The oven was preheated to 400. The salmon and veggies cooked un just under 20 minutes. I flipped the squash around about half way through. Of course, you can use whatever veggies you like; I think asparagus or broccoli would be perfect. This large piece of salmon feed the 4 of us, but you could add more or less depending on your need. Perfect for a easy summer dinner!

Squash Explosion Quesadilla

Summer squash is all over the farmers market. I LOVE every squash, but there is just something about the squash in the summer. It is just so perfect. This week my favorite stand these cute little guys…

Anyways, I am always finding new ways to add them to my food. The other night the family went to a local Mexican restaurant where I ordered the Chili Rellenos; 2 deep fried cheese stuffed poblano peppers, refried beans, and rice. So good, but too much! I brought the leftover poblano home in hopes to do something with it. Here is my creation…
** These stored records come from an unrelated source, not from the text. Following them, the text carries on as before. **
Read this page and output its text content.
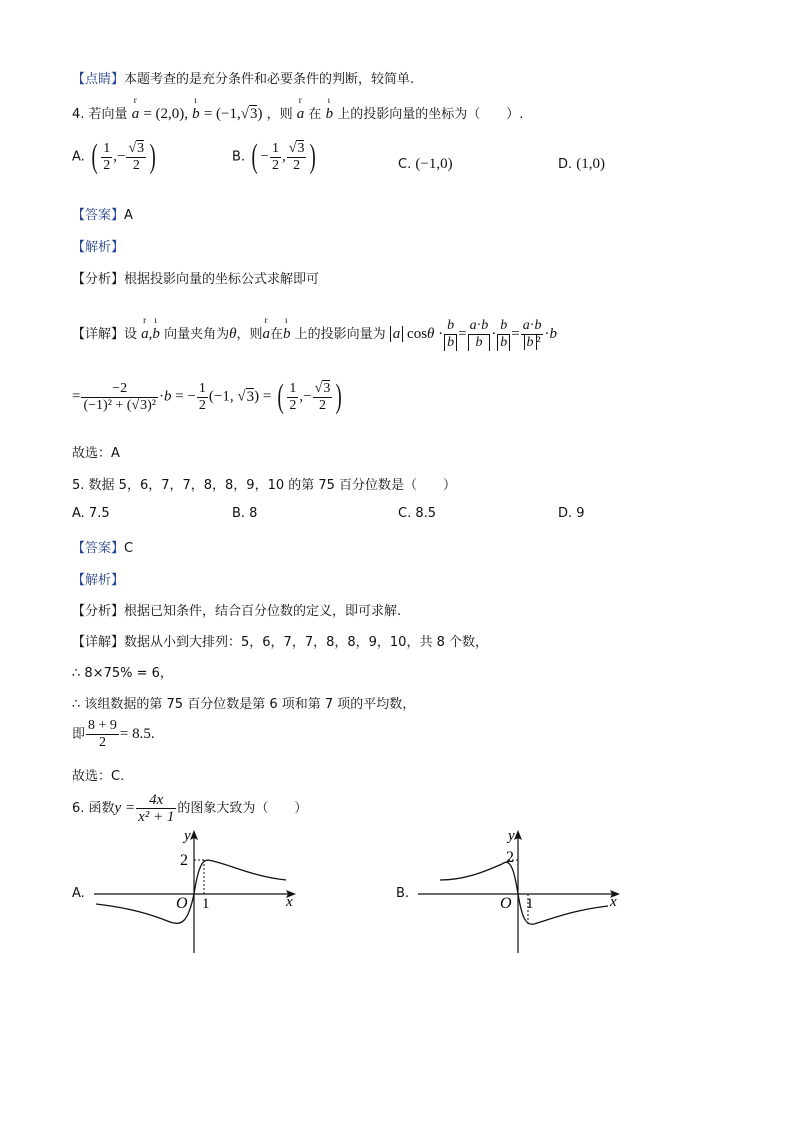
【点睛】本题考查的是充分条件和必要条件的判断，较简单.
4. 若向量 r a = (2,0), ı b = (−1,√3) ，则 r a 在 ı b 上的投影向量的坐标为（　　）.
A. ( $\frac{1}{2}$ ,− $\frac{√3}{2}$ )	B. ( − $\frac{1}{2}$ , $\frac{√3}{2}$ )	C. (−1,0)	D. (1,0)
【答案】A
【解析】
【分析】根据投影向量的坐标公式求解即可
【详解】设 r a,ı b 向量夹角为θ，则r a在ı b 上的投影向量为 a $\cos\theta \cdot \frac{b}{b} = \frac{a\cdot b}{b} \cdot \frac{b}{b} = \frac{a\cdot b}{\text{b ²}} \cdot b$
= $\frac{-2}{\text{(−1)² + (√3)²}} \cdot b$ = − $\frac{1}{2} (-1$, √3) = ( $\frac{1}{2}$ ,− $\frac{√3}{2}$ )
故选：A
5. 数据 5，6，7，7，8，8，9，10 的第 75 百分位数是（　　）
A. 7.5	B. 8	C. 8.5	D. 9
【答案】C
【解析】
【分析】根据已知条件，结合百分位数的定义，即可求解.
【详解】数据从小到大排列：5，6，7，7，8，8，9，10，共 8 个数，
∴ 8×75% = 6，
∴ 该组数据的第 75 百分位数是第 6 项和第 7 项的平均数，
即 $\frac{8 + 9}{2} = 8.5$.
故选：C.
6. 函数$y = \frac{4x}{\text{x² + 1}}$ 的图象大致为（　　）
A.
y
2
O 1	x
B.
y
2
O 1	x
I diced 1 green and 1 yellow squash, 3 baby portabella mushrooms, and my leftover poblano chopped and added it to a skillet. I cooked them all in olive oil with a little salt, pepper, and chili powder for a little kick. I also had a bit of rice leftover that I threw in. The whole cook time was about 8 minutes on medium high heat, stirring occasionally.

I like to treat my quesadillas just like grilled cheese, so I buttered one side of 2 small tortillas. I sprayed cooking oil to a non-stick skillet and heated the pan on medium high. Then I added the veggie mixture to the first tortilla and placed it buttered side down. Then I added a nice handful of shredded Mexican cheese blend. I added the top hat tortilla butter side up. I peeked at the bottom with my spatula and when it was brown and crispy, 3-4 minutes, I carefully flipped it. Same time on the other side, plus all that glorious cheese will be melting. Nothing better that this…

Maybe a side of sour cream and guac 😉

Squash, Beet, and Baby Kale Pasta

I made this gorgeous pasta last week when I found some pretty beets (red and yellow), yellow squash, and baby kale at the farmers market.

First I sautéed thinly sliced beets and squash in a bit of olive oil with some salt and pepper until tender, about 6 minutes.
Then I added the baby kale and let that wilt down while I cooked 1/2 pound of penne pasta in salted boiling water (about 8 minutes).
Once the pasta was finished I mixed it up with the squash, beets, and baby kale. I added some more olive oil and a ton of Parmesan cheese. So healthy and light. A perfect summer meal!

Goat Cheese Stuffed Zucchini Blossoms

The farmer’s market near me is in full swing! Gorgeous strawberries, peaches, lettuces, and tons of fresh veggies and honey. Katie loves coming with me to indulge in the flavored honey sticks, fresh bread, and doughnuts. It is my happy place 😉 I spied the last package of these gorgeous squash blossoms, so I got them, of course!

First I took out the staamen (super bitter), then I gently rinsed them with water. They are super delicate, but they also may have some bugs living inside, so clean them. I leave the stem on to help keep them together, but cut them off at the end.

I filled these guys up with herbed goat cheese. You could use cream cheese, ricota, mozzarella, add chopped herbs, or whatever cheese combo you have on hand. I have made these fried in oil and baked in the oven, but I wondered about the possibility of using my air fryer. It worked! I made a simple batter of 1 cup flour, 1 tablespoon corn starch, 1 egg, and some soda water mixed well. I have also used beer before with rice flour, which is also great.

Air Fryer- 400 for 4 minutes. Check and turn over. Cook for about 4 more minutes. The cheese will escape and that is fine. SO GOOD!

Patty Melting My Heart…

“Hey, Rebecca? Dinner at 6:30!”

“What are we having?”

“Cheeseburgers. More specifically, Patty Melts.”

“From where?”

“What do you mean? My kitchen!!! Cafe Mom!”

Usually Patty Melts are made with caramalized onions, swiss cheese, and Rye bread, but you use what you have and what everyone likes…

I took a pound of ground chuck and seasoned it with some salt, pepper, onion powder, and garlic powder. I cooked all the burgers as thin as possible for about 5 minutes on the first side and 3 minutes on the other side. I took 2 slices of bread and added a slice of cheese on each one. We are a house divided, Katie and I like Swiss, and Rucks and Rebecca are all American cheese. I actually love all cheese, so no shade here.

I assembled the sandwiches and buttered one side. In a large skillet on medium heat, I added the sandwiches butter side down. Then I took the cast iron skillet to weigh down the patty melts. Once it was golden brown and the cheese started to melt, I buttered the top side and flipped them. Make sure your heat is not too high, otherwise the bread will burn. I served with tator tots that I cooked in my air fryer and some creamed corn. Hit the spot!!!